Salicylic acid is available over-the-counter for acne as a cleanser or lotion. Salicylic acid dissolves dead skin cells to prevent your hair follicles from clogging. It helps remove the top layer of damaged skin. Azelaic acid is a natural acid found in various grains such as barley, wheat and rye. It kills microorganisms on the skin and reduces swelling.
Antibiotics control surface bacteria that aggravate and often encourage the swelling of acne. Antibiotics are more effective when combined with benzoyl peroxide. A topical gel, so which also has antibacterial properties, can use to inflame acne. It’s applied to the skin twice a day.
Topical Treatment of Acne
Oral contraceptives can help with breakouts associated with menstrual cycles. The FDA has approved three classes of medications for acne patients Ortho
Isotretinoin, an oral retinoid, is incredibly effective drug use only for the most severe cases of acne. Isotretinoin shrinks the size of oil glands, which contributes to acne formation. The most common side effect is dryness, but it can also cause congenital disabilities. Some evidence suggests a possible increased risk of ulcerative colitis and depression. Because of these risks, anyone using the drug must take part in a Food and Drug Administration-approved risk management program known as I Pledge.

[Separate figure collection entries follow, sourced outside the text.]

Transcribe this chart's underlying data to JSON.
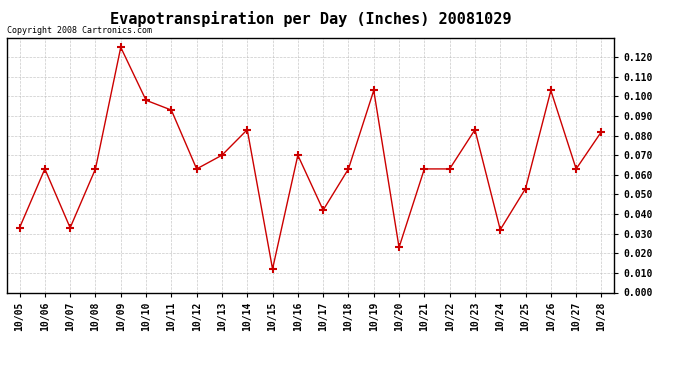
{
  "title": "Evapotranspiration per Day (Inches) 20081029",
  "copyright_text": "Copyright 2008 Cartronics.com",
  "x_labels": [
    "10/05",
    "10/06",
    "10/07",
    "10/08",
    "10/09",
    "10/10",
    "10/11",
    "10/12",
    "10/13",
    "10/14",
    "10/15",
    "10/16",
    "10/17",
    "10/18",
    "10/19",
    "10/20",
    "10/21",
    "10/22",
    "10/23",
    "10/24",
    "10/25",
    "10/26",
    "10/27",
    "10/28"
  ],
  "y_values": [
    0.033,
    0.063,
    0.033,
    0.063,
    0.125,
    0.098,
    0.093,
    0.063,
    0.07,
    0.083,
    0.012,
    0.07,
    0.042,
    0.063,
    0.103,
    0.023,
    0.063,
    0.063,
    0.083,
    0.032,
    0.053,
    0.103,
    0.063,
    0.082
  ],
  "line_color": "#cc0000",
  "marker": "+",
  "marker_size": 6,
  "marker_color": "#cc0000",
  "ylim": [
    0.0,
    0.13
  ],
  "yticks": [
    0.0,
    0.01,
    0.02,
    0.03,
    0.04,
    0.05,
    0.06,
    0.07,
    0.08,
    0.09,
    0.1,
    0.11,
    0.12
  ],
  "background_color": "#ffffff",
  "grid_color": "#bbbbbb",
  "title_fontsize": 11,
  "copyright_fontsize": 6,
  "tick_fontsize": 7,
  "linewidth": 1.0
}
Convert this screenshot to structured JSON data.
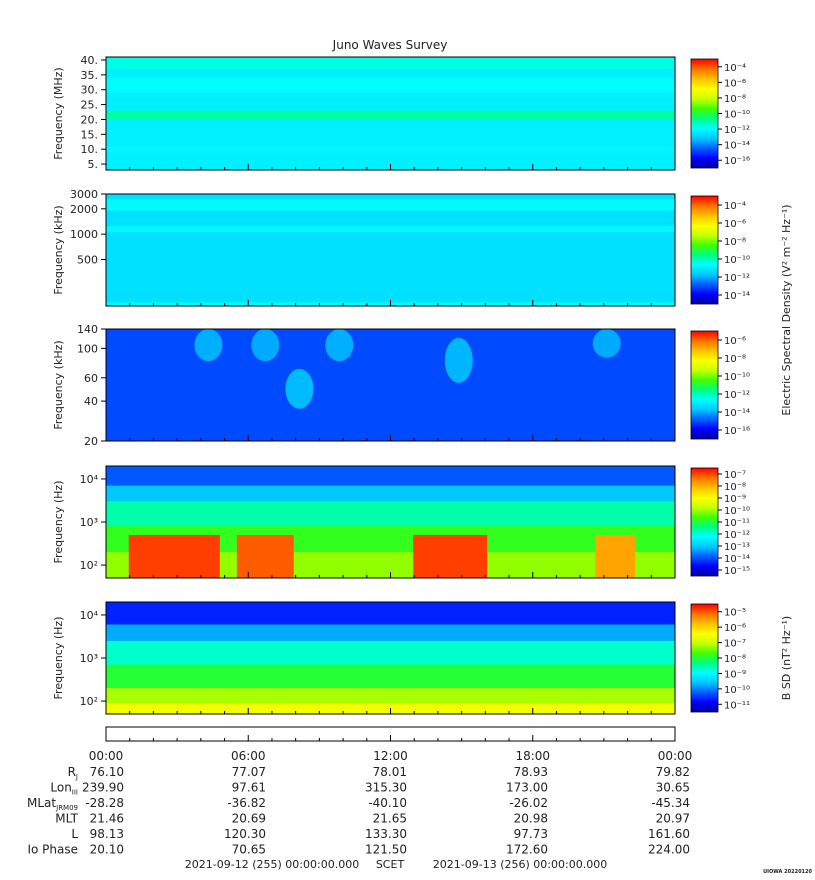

See your healthcare provider as soon as you notice the pimples so that you can start treatment immediately before scarring occurs. Acne is the most common of all skin conditions and can have a profound psychosocial impact.
Many topical and also oral acne treatments contraindicate during pregnancy. If you’re a woman in your childbearing years, it’s essential to discuss acne treatments with your healthcare provider and also alert them if you become pregnant. Isotretinoin is known to cause severe congenital disabilities and also, therefore, two methods of birth control require while on this medication.